По этой причине в кафе на станции довольно часто проходили поминки, в чем можно было усмотреть какой-то особый и запредельный смысл – промелькнувшая жизнь и проносящиеся мимо поезда, увозящие своих пассажиров неведомо куда. Вернее сказать, неведомо для тех, кто сидел у окна в «Сетуни» и осоловевшим взглядом провожал летящие вдоль железнодорожной линии красные габаритные огни вагонов.
Как во сне всё происходило.
И вот кто тут кому снился – мертвые живым или живые мертвым? призраки литераторов читателям или наоборот? писательские жены чужим мужьям, которых уже давно не было на свете, или усопшие вдовцы-орденоносцы своим любовницам?
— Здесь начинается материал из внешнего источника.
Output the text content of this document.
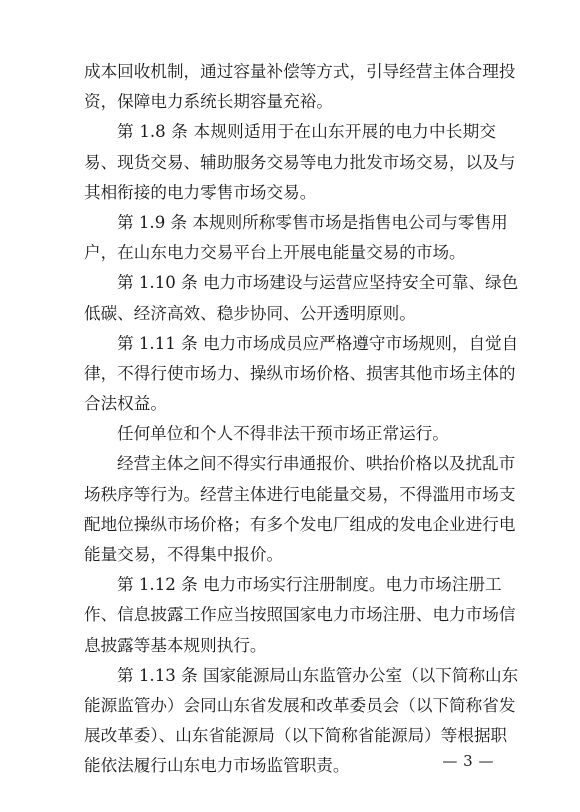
成本回收机制，通过容量补偿等方式，引导经营主体合理投
资，保障电力系统长期容量充裕。
第 1.8 条 本规则适用于在山东开展的电力中长期交
易、现货交易、辅助服务交易等电力批发市场交易，以及与
其相衔接的电力零售市场交易。
第 1.9 条 本规则所称零售市场是指售电公司与零售用
户，在山东电力交易平台上开展电能量交易的市场。
第 1.10 条 电力市场建设与运营应坚持安全可靠、绿色
低碳、经济高效、稳步协同、公开透明原则。
第 1.11 条 电力市场成员应严格遵守市场规则，自觉自
律，不得行使市场力、操纵市场价格、损害其他市场主体的
合法权益。
任何单位和个人不得非法干预市场正常运行。
经营主体之间不得实行串通报价、哄抬价格以及扰乱市
场秩序等行为。经营主体进行电能量交易，不得滥用市场支
配地位操纵市场价格；有多个发电厂组成的发电企业进行电
能量交易，不得集中报价。
第 1.12 条 电力市场实行注册制度。电力市场注册工
作、信息披露工作应当按照国家电力市场注册、电力市场信
息披露等基本规则执行。
第 1.13 条 国家能源局山东监管办公室（以下简称山东
能源监管办）会同山东省发展和改革委员会（以下简称省发
展改革委）、山东省能源局（以下简称省能源局）等根据职
能依法履行山东电力市场监管职责。	— 3 —
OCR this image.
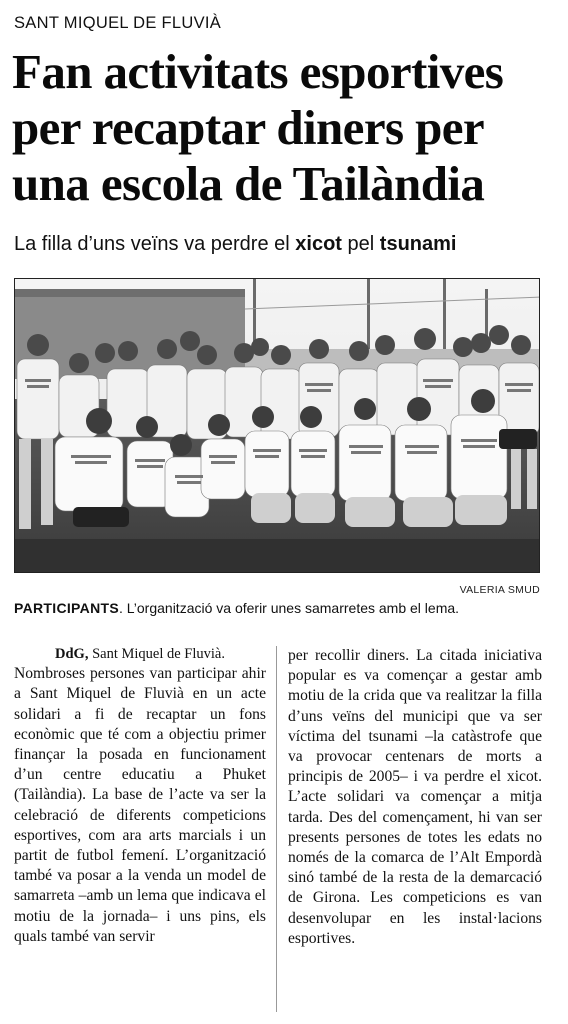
SANT MIQUEL DE FLUVIÀ
Fan activitats esportives per recaptar diners per una escola de Tailàndia
La filla d’uns veïns va perdre el xicot pel tsunami
VALERIA SMUD
PARTICIPANTS. L’organització va oferir unes samarretes amb el lema.
DdG, Sant Miquel de Fluvià.

Nombroses persones van participar ahir a Sant Miquel de Fluvià en un acte solidari a fi de recaptar un fons econòmic que té com a objectiu primer finançar la posada en funcionament d’un centre educatiu a Phuket (Tailàndia). La base de l’acte va ser la celebració de diferents competicions esportives, com ara arts marcials i un partit de futbol femení. L’organització també va posar a la venda un model de samarreta –amb un lema que indicava el motiu de la jornada– i uns pins, els quals també van servir

per recollir diners. La citada iniciativa popular es va començar a gestar amb motiu de la crida que va realitzar la filla d’uns veïns del municipi que va ser víctima del tsunami –la catàstrofe que va provocar centenars de morts a principis de 2005– i va perdre el xicot. L’acte solidari va començar a mitja tarda. Des del començament, hi van ser presents persones de totes les edats no només de la comarca de l’Alt Empordà sinó també de la resta de la demarcació de Girona. Les competicions es van desenvolupar en les instal·lacions esportives.
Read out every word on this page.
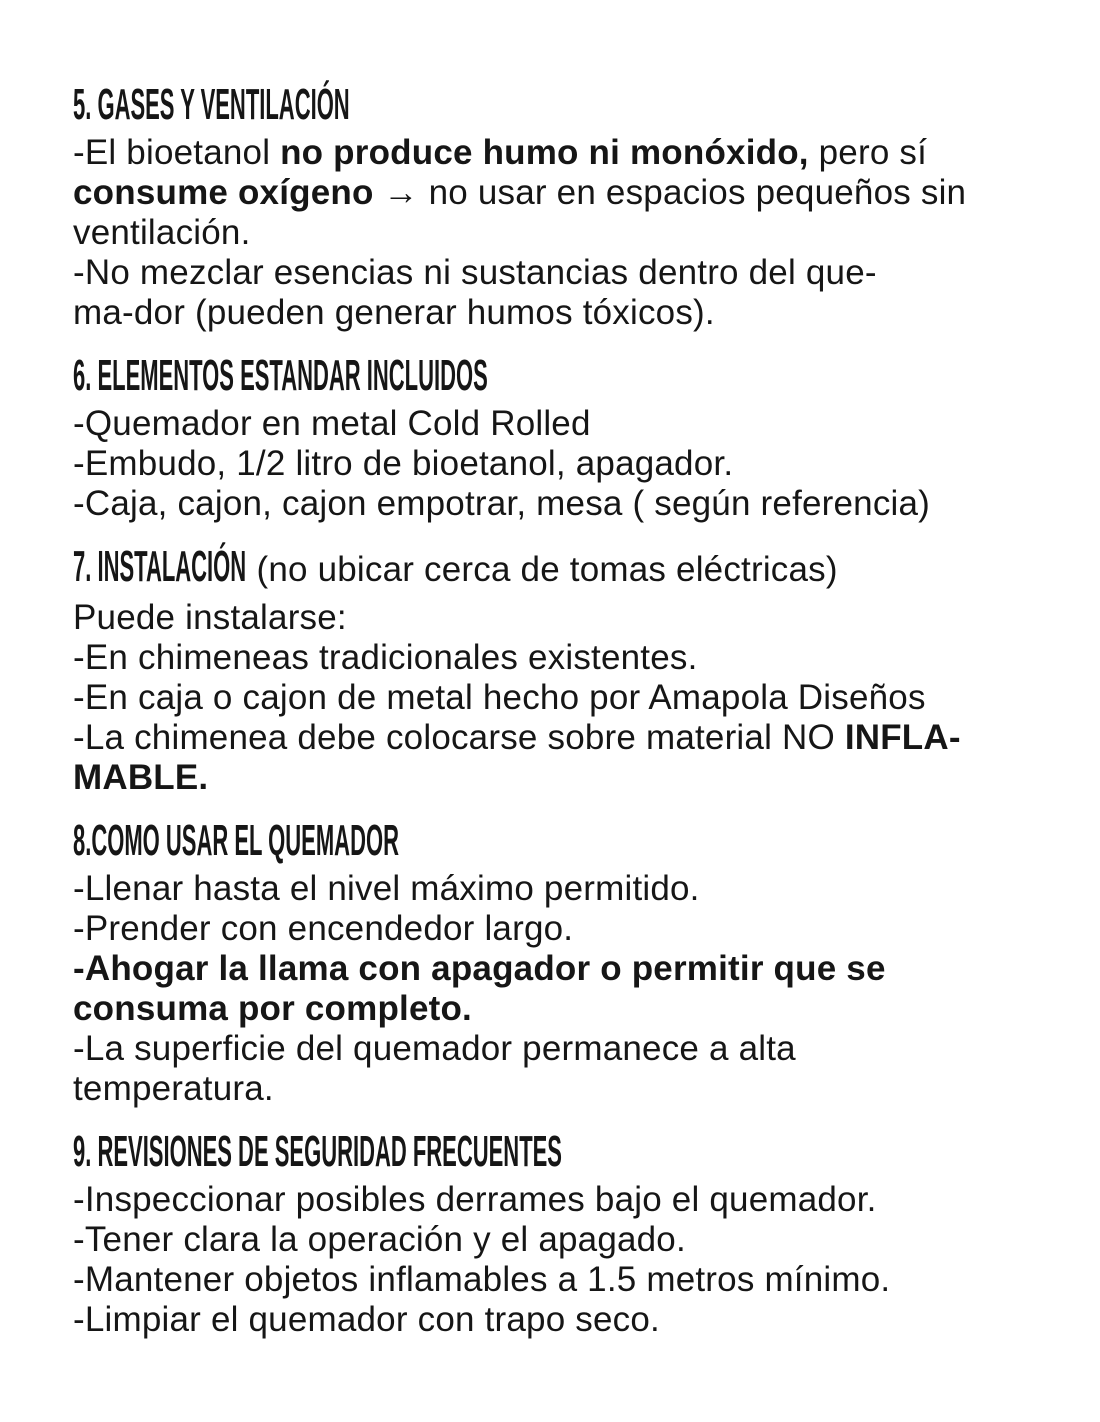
5. GASES Y VENTILACIÓN
-El bioetanol no produce humo ni monóxido, pero sí
consume oxígeno → no usar en espacios pequeños sin
ventilación.
-No mezclar esencias ni sustancias dentro del que-
ma-dor (pueden generar humos tóxicos).
6. ELEMENTOS ESTANDAR INCLUIDOS
-Quemador en metal Cold Rolled
-Embudo, 1/2 litro de bioetanol, apagador.
-Caja, cajon, cajon empotrar, mesa ( según referencia)
7. INSTALACIÓN (no ubicar cerca de tomas eléctricas)
Puede instalarse:
-En chimeneas tradicionales existentes.
-En caja o cajon de metal hecho por Amapola Diseños
-La chimenea debe colocarse sobre material NO INFLA-
MABLE.
8.COMO USAR EL QUEMADOR
-Llenar hasta el nivel máximo permitido.
-Prender con encendedor largo.
-Ahogar la llama con apagador o permitir que se
consuma por completo.
-La superficie del quemador permanece a alta
temperatura.
9. REVISIONES DE SEGURIDAD FRECUENTES
-Inspeccionar posibles derrames bajo el quemador.
-Tener clara la operación y el apagado.
-Mantener objetos inflamables a 1.5 metros mínimo.
-Limpiar el quemador con trapo seco.
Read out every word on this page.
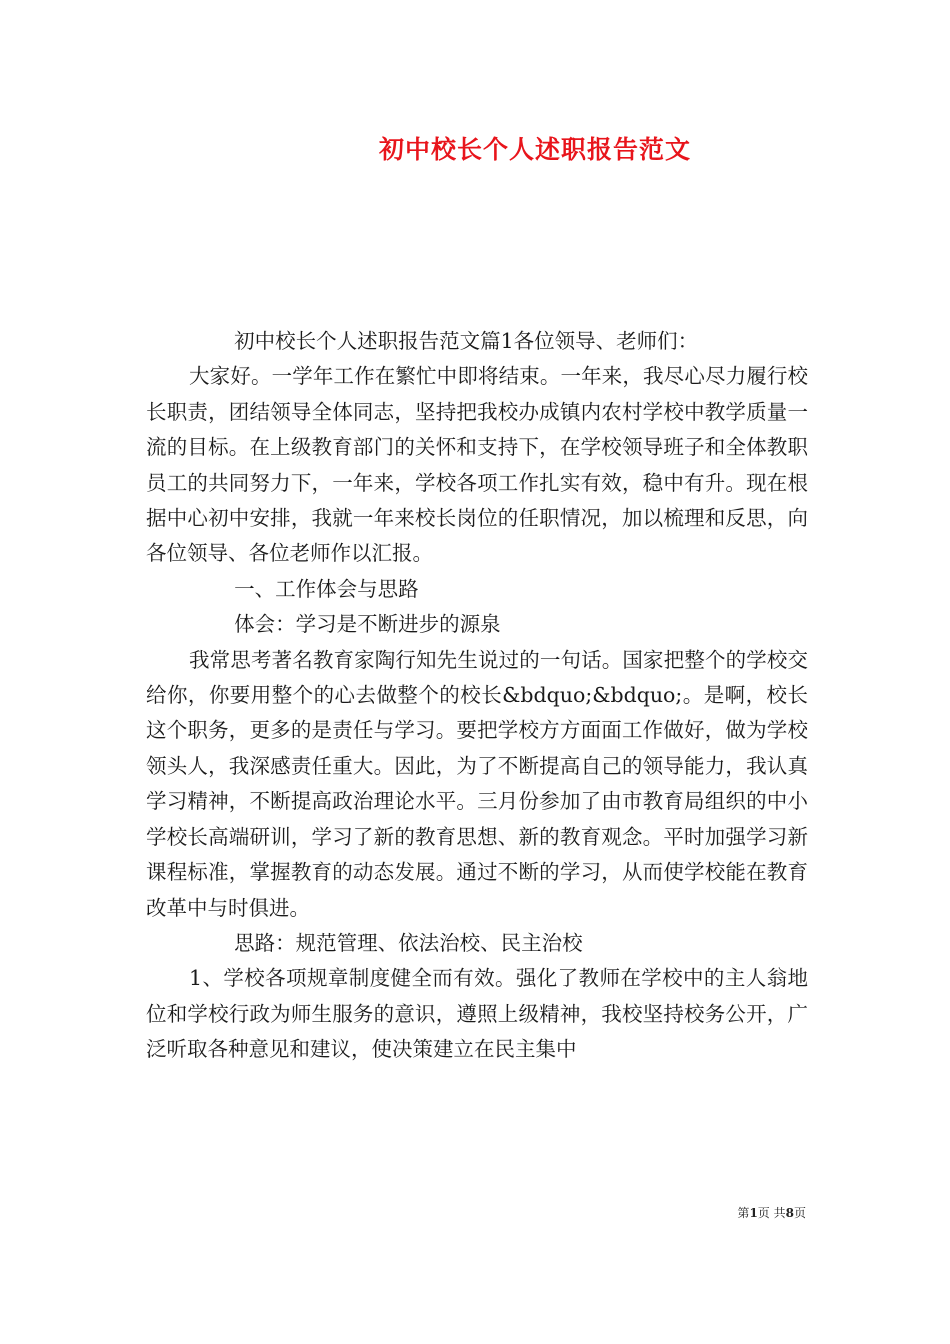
初中校长个人述职报告范文

初中校长个人述职报告范文篇1各位领导、老师们：

大家好。一学年工作在繁忙中即将结束。一年来，我尽心尽力履行校长职责，团结领导全体同志，坚持把我校办成镇内农村学校中教学质量一流的目标。在上级教育部门的关怀和支持下，在学校领导班子和全体教职员工的共同努力下，一年来，学校各项工作扎实有效，稳中有升。现在根据中心初中安排，我就一年来校长岗位的任职情况，加以梳理和反思，向各位领导、各位老师作以汇报。

一、工作体会与思路

体会：学习是不断进步的源泉

我常思考著名教育家陶行知先生说过的一句话。国家把整个的学校交给你，你要用整个的心去做整个的校长&bdquo;&bdquo;。是啊，校长这个职务，更多的是责任与学习。要把学校方方面面工作做好，做为学校领头人，我深感责任重大。因此，为了不断提高自己的领导能力，我认真学习精神，不断提高政治理论水平。三月份参加了由市教育局组织的中小学校长高端研训，学习了新的教育思想、新的教育观念。平时加强学习新课程标准，掌握教育的动态发展。通过不断的学习，从而使学校能在教育改革中与时俱进。

思路：规范管理、依法治校、民主治校

1、学校各项规章制度健全而有效。强化了教师在学校中的主人翁地位和学校行政为师生服务的意识，遵照上级精神，我校坚持校务公开，广泛听取各种意见和建议，使决策建立在民主集中

第1页 共8页
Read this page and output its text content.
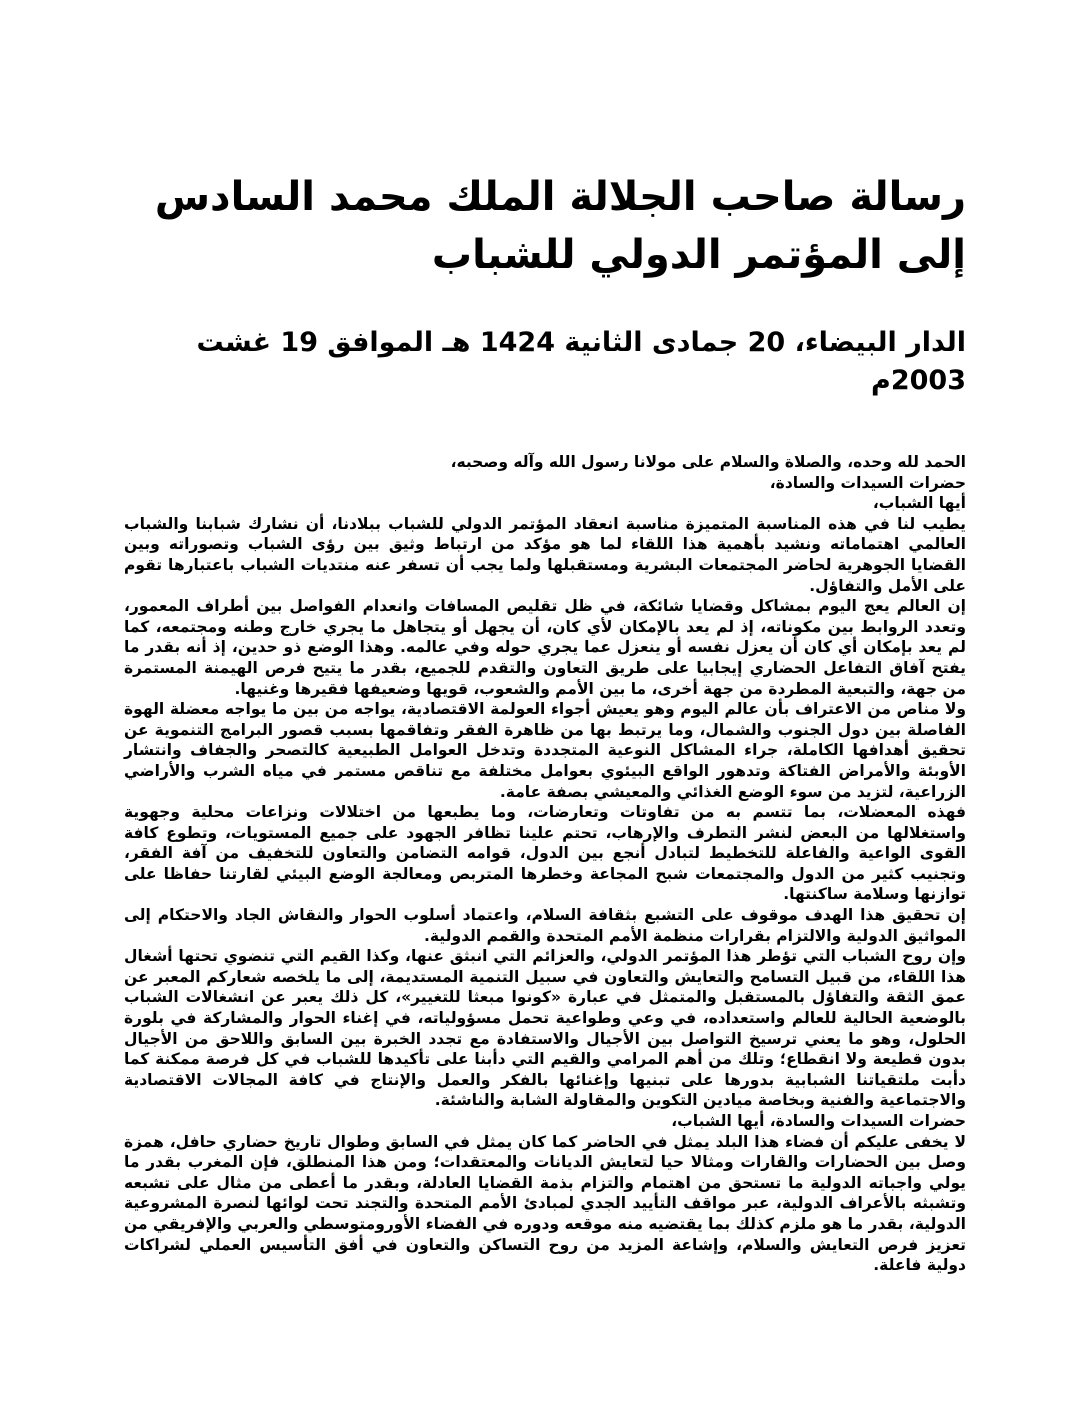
رسالة صاحب الجلالة الملك محمد السادس إلى المؤتمر الدولي للشباب
الدار البيضاء، 20 جمادى الثانية 1424 هـ الموافق 19 غشت 2003م

الحمد لله وحده، والصلاة والسلام على مولانا رسول الله وآله وصحبه،

حضرات السيدات والسادة،

أيها الشباب،

يطيب لنا في هذه المناسبة المتميزة مناسبة انعقاد المؤتمر الدولي للشباب ببلادنا، أن نشارك شبابنا والشباب العالمي اهتماماته ونشيد بأهمية هذا اللقاء لما هو مؤكد من ارتباط وثيق بين رؤى الشباب وتصوراته وبين القضايا الجوهرية لحاضر المجتمعات البشرية ومستقبلها ولما يجب أن تسفر عنه منتديات الشباب باعتبارها تقوم على الأمل والتفاؤل.

إن العالم يعج اليوم بمشاكل وقضايا شائكة، في ظل تقليص المسافات وانعدام الفواصل بين أطراف المعمور، وتعدد الروابط بين مكوناته، إذ لم يعد بالإمكان لأي كان، أن يجهل أو يتجاهل ما يجري خارج وطنه ومجتمعه، كما لم يعد بإمكان أي كان أن يعزل نفسه أو ينعزل عما يجري حوله وفي عالمه. وهذا الوضع ذو حدين، إذ أنه بقدر ما يفتح آفاق التفاعل الحضاري إيجابيا على طريق التعاون والتقدم للجميع، بقدر ما يتيح فرص الهيمنة المستمرة من جهة، والتبعية المطردة من جهة أخرى، ما بين الأمم والشعوب، قويها وضعيفها فقيرها وغنيها.

ولا مناص من الاعتراف بأن عالم اليوم وهو يعيش أجواء العولمة الاقتصادية، يواجه من بين ما يواجه معضلة الهوة الفاصلة بين دول الجنوب والشمال، وما يرتبط بها من ظاهرة الفقر وتفاقمها بسبب قصور البرامج التنموية عن تحقيق أهدافها الكاملة، جراء المشاكل النوعية المتجددة وتدخل العوامل الطبيعية كالتصحر والجفاف وانتشار الأوبئة والأمراض الفتاكة وتدهور الواقع البيئوي بعوامل مختلفة مع تناقص مستمر في مياه الشرب والأراضي الزراعية، لتزيد من سوء الوضع الغذائي والمعيشي بصفة عامة.

فهذه المعضلات، بما تتسم به من تفاوتات وتعارضات، وما يطبعها من اختلالات ونزاعات محلية وجهوية واستغلالها من البعض لنشر التطرف والإرهاب، تحتم علينا تظافر الجهود على جميع المستويات، وتطوع كافة القوى الواعية والفاعلة للتخطيط لتبادل أنجع بين الدول، قوامه التضامن والتعاون للتخفيف من آفة الفقر، وتجنيب كثير من الدول والمجتمعات شبح المجاعة وخطرها المتربص ومعالجة الوضع البيئي لقارتنا حفاظا على توازنها وسلامة ساكنتها.

إن تحقيق هذا الهدف موقوف على التشبع بثقافة السلام، واعتماد أسلوب الحوار والنقاش الجاد والاحتكام إلى المواثيق الدولية والالتزام بقرارات منظمة الأمم المتحدة والقمم الدولية.

وإن روح الشباب التي تؤطر هذا المؤتمر الدولي، والعزائم التي انبثق عنها، وكذا القيم التي تنضوي تحتها أشغال هذا اللقاء، من قبيل التسامح والتعايش والتعاون في سبيل التنمية المستديمة، إلى ما يلخصه شعاركم المعبر عن عمق الثقة والتفاؤل بالمستقبل والمتمثل في عبارة «كونوا مبعثا للتغيير»، كل ذلك يعبر عن انشغالات الشباب بالوضعية الحالية للعالم واستعداده، في وعي وطواعية تحمل مسؤولياته، في إغناء الحوار والمشاركة في بلورة الحلول، وهو ما يعني ترسيخ التواصل بين الأجيال والاستفادة مع تجدد الخبرة بين السابق واللاحق من الأجيال بدون قطيعة ولا انقطاع؛ وتلك من أهم المرامي والقيم التي دأبنا على تأكيدها للشباب في كل فرصة ممكنة كما دأبت ملتقياتنا الشبابية بدورها على تبنيها وإغنائها بالفكر والعمل والإنتاج في كافة المجالات الاقتصادية والاجتماعية والفنية وبخاصة ميادين التكوين والمقاولة الشابة والناشئة.

حضرات السيدات والسادة، أيها الشباب،

لا يخفى عليكم أن فضاء هذا البلد يمثل في الحاضر كما كان يمثل في السابق وطوال تاريخ حضاري حافل، همزة وصل بين الحضارات والقارات ومثالا حيا لتعايش الديانات والمعتقدات؛ ومن هذا المنطلق، فإن المغرب بقدر ما يولي واجباته الدولية ما تستحق من اهتمام والتزام بذمة القضايا العادلة، وبقدر ما أعطى من مثال على تشبعه وتشبثه بالأعراف الدولية، عبر مواقف التأييد الجدي لمبادئ الأمم المتحدة والتجند تحت لوائها لنصرة المشروعية الدولية، بقدر ما هو ملزم كذلك بما يقتضيه منه موقعه ودوره في الفضاء الأورومتوسطي والعربي والإفريقي من تعزيز فرص التعايش والسلام، وإشاعة المزيد من روح التساكن والتعاون في أفق التأسيس العملي لشراكات دولية فاعلة.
Ответить сразу на этот вопрос невозможно.
Лишь по прошествии времени, которое вдруг обнаруживает себя именно тут, в пристанционном кафе, в образе ритмичного боя колес электричек на рельсовых стыках, кое-что проясняется, становится явным.
Но не всё, само собой, далеко не всё…
Битов пишет: «В понятии “рифмы” времени, сформулированном для себя Монаховым, заключалось и то, что это было единственным способом, каким умудрялся теперь Монахов отметить жизнь как идущую, как живущую, как существующую помимо. Он не имел больше воспоминаний. Конечно, и он мог сказать: “А вот я помню…” – и повторить что-то затверженное, как чужое, будто и никогда с ним не бывшее… и скучно становилось ему от этой кражи чужих воспоминаний, потому что он их именно крал, и даже не у себя, когда-то что-то пережившего, а уже у следующего себя, это что-то пережитое когда-то помнившего».
В конце концов взгляд затуманивался, и надо было уходить.
После «Сетуни», как правило, было только два пути – прогуляться по кладбищу в сумерках, чтобы проветриться, продышаться среди могил, или уныло, мучаясь тошнотой и головокружением, брести к себе домой в поселок по косогорам.
Битовский герой выбирал первое, а чтобы добавить смысла происходящему, ставил себе цель – найти могилу Бориса Леонидовича.